The Ruth Institute is on a ‘hate map’ alongside 900 other US organisations such as the Ku Klux Klan, Neo-Nazis and holocaust denial groups.
Last week, online donation processing company Vanco cancelled its services to the group without notice, stating it believed the Ruth Institute was affiliated “with a product/service that promotes hate, violence, harassment and/or abuse”.
The hate map, compiled by the Southern Poverty Law Centre, also includes groups such as Alliance Defending Freedom and the Family Research Council.
In response to Vanco’s move, the Ruth Institute said it “categorically condemns white supremacy, racism, Nazism, and all violent totalitarian political movements”.
“The Ruth Institute’s primary focus is family breakdown, and its impact on children… If this makes us a ‘hate group’, so be it”, it said.

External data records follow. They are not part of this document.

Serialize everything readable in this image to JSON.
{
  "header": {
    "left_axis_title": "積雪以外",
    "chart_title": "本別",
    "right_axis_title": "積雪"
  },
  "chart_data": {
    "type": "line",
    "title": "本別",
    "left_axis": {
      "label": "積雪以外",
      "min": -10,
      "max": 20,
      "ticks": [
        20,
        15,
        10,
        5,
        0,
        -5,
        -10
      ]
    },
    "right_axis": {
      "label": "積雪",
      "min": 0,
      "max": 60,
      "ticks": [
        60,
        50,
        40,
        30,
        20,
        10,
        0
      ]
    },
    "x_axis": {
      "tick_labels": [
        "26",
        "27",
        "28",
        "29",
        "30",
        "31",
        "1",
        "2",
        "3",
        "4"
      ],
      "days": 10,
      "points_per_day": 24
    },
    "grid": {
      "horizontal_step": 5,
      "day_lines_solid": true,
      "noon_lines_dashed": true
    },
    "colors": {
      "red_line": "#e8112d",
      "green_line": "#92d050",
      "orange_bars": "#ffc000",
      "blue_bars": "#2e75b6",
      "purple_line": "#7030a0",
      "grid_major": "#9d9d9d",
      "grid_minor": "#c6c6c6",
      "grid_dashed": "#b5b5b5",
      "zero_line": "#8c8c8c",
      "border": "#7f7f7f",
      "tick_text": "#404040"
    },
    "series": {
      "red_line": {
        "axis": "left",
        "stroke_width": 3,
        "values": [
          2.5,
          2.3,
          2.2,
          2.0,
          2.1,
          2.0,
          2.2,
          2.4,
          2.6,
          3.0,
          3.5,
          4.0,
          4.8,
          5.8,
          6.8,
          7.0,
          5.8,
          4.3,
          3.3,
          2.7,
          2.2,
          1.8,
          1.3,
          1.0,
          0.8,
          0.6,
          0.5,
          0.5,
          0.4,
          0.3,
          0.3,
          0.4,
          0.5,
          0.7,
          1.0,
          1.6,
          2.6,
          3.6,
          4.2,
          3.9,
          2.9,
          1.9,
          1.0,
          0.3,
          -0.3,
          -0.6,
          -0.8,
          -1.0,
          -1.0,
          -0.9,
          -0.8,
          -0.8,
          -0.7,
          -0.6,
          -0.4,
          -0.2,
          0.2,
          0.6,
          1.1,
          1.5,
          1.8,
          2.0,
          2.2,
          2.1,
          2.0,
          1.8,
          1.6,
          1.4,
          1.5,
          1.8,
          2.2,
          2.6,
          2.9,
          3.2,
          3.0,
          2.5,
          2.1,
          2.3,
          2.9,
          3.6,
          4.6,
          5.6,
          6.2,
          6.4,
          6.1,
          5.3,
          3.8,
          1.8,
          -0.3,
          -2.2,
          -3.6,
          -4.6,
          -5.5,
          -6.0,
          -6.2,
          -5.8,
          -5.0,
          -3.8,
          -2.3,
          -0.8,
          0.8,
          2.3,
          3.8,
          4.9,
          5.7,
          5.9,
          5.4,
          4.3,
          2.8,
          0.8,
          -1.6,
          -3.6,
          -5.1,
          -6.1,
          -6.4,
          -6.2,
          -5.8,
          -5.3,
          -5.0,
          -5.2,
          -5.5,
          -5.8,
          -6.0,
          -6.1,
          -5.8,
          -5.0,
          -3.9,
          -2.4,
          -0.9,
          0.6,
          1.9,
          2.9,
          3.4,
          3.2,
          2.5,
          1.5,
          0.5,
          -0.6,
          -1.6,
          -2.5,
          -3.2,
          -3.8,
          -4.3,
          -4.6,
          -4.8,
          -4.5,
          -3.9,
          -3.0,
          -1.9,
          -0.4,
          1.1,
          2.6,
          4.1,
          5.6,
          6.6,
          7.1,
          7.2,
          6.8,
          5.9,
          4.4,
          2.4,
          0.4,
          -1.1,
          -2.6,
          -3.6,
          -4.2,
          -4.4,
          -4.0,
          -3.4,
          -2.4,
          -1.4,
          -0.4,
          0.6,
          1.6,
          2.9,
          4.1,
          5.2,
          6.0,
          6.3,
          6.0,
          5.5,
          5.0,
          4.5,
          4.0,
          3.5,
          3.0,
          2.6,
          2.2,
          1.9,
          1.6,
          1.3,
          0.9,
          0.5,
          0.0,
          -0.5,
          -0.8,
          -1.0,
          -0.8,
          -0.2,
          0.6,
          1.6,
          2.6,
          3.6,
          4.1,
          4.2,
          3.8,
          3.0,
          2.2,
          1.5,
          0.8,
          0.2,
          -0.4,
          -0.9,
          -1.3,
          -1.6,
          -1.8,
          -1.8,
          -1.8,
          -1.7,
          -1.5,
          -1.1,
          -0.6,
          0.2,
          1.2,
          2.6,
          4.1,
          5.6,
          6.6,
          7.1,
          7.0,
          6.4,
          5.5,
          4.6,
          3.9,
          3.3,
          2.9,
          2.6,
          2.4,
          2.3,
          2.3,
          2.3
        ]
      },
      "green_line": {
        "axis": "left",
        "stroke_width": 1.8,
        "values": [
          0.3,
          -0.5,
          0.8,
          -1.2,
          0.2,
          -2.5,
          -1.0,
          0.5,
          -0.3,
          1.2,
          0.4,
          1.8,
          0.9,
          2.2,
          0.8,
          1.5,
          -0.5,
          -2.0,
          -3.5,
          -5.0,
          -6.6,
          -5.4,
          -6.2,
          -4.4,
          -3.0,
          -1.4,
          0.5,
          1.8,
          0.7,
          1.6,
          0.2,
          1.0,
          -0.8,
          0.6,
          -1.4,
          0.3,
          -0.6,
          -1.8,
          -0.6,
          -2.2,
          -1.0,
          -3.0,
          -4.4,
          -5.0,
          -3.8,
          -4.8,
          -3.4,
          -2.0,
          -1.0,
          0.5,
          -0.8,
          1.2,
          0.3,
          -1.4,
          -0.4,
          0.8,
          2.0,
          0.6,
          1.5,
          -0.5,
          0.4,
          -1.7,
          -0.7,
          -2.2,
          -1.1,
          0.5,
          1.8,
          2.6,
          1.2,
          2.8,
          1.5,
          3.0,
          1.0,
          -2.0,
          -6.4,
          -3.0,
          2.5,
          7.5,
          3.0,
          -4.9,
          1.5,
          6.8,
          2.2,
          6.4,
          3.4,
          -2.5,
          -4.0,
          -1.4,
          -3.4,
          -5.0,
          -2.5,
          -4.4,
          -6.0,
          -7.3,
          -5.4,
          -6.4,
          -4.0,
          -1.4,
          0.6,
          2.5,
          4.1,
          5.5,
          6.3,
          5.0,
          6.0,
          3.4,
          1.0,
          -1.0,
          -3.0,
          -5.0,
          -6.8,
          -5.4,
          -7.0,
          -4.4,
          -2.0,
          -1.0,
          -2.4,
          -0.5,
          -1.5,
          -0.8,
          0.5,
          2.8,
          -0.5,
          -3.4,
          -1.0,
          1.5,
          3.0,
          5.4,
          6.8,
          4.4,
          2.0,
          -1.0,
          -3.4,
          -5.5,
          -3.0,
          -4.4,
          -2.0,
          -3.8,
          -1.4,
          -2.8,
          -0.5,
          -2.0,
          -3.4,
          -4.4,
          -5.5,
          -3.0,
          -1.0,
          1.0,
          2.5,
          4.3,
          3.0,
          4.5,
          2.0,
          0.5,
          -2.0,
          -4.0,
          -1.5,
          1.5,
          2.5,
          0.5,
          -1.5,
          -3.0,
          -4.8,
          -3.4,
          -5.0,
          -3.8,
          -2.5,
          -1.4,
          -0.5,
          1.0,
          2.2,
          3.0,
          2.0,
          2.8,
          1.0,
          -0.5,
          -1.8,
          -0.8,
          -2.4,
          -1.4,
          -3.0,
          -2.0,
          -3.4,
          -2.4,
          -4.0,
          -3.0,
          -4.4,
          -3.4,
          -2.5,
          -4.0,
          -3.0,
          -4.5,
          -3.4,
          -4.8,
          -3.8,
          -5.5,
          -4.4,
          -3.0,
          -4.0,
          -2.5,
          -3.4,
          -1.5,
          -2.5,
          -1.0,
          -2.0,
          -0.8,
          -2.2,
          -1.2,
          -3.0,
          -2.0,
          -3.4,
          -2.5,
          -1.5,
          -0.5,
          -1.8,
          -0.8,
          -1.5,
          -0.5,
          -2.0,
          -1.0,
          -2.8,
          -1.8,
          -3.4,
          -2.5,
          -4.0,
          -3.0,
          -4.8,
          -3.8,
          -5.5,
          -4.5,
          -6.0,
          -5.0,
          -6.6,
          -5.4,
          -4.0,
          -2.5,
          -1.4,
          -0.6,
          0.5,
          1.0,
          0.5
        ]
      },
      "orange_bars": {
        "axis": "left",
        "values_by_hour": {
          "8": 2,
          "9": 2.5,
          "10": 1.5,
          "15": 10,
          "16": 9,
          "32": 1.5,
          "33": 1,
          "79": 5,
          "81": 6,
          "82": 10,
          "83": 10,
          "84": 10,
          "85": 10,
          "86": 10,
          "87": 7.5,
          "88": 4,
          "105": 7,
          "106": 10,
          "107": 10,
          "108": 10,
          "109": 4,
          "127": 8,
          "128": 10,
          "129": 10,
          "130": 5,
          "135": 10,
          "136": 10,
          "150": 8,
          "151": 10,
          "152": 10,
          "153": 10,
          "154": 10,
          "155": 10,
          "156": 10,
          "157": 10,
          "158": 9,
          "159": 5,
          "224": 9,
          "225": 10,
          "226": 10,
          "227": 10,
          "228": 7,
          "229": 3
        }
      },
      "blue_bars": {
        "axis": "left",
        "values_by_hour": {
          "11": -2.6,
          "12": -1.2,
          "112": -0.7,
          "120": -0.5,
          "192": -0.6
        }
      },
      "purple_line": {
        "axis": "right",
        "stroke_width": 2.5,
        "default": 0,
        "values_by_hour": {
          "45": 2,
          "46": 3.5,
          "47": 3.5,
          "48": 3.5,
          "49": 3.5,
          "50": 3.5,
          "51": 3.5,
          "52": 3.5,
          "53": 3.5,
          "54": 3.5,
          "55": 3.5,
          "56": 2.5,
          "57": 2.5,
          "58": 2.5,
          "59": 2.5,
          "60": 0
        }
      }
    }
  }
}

“People who cannot defend their positions using reason and evidence resort to name-calling to change the subject away from their anemic arguments”, the pro-family organisation noted.
“The ‘hate group’ label is a club such people invented to bludgeon their political opponents.”
The Ruth Institute assured supporters that their financial details had not been compromised. It said the move was probably due to its traditional stance on LGBT issues.
While the family group noted that it respected the financial company’s right as a private business to make its own decision, it added: “We just wish wedding photographers, bakers, and florists received the same respect.”
The Ruth Institute has been on the hate map since 2013, but recently CNN published the nationwide list on its website, initially under the headline “Here are all the active hate groups where you live”.
“No one outside the SPLC knows how organizations come to be included on the list. No one knows how to get off the list. The SPLC sets itself up as judge, jury and enforcer of the charge of ‘hate’”, the Ruth Institute said.
Vanco declined to comment.
Genuine hate groups
Last week, during a US Senate committee hearing considering a new judicial appointment, Senator Al Franken tore into the Alliance Defending Freedom (ADF), repeatedly noting its inclusion on the hate list.
ADF’s President responded: “There is a real danger of conflating genuine hate groups, like the Ku Klux Klan, with mainstream religious beliefs that are shared by millions of Americans and people from all walks of life across the world.”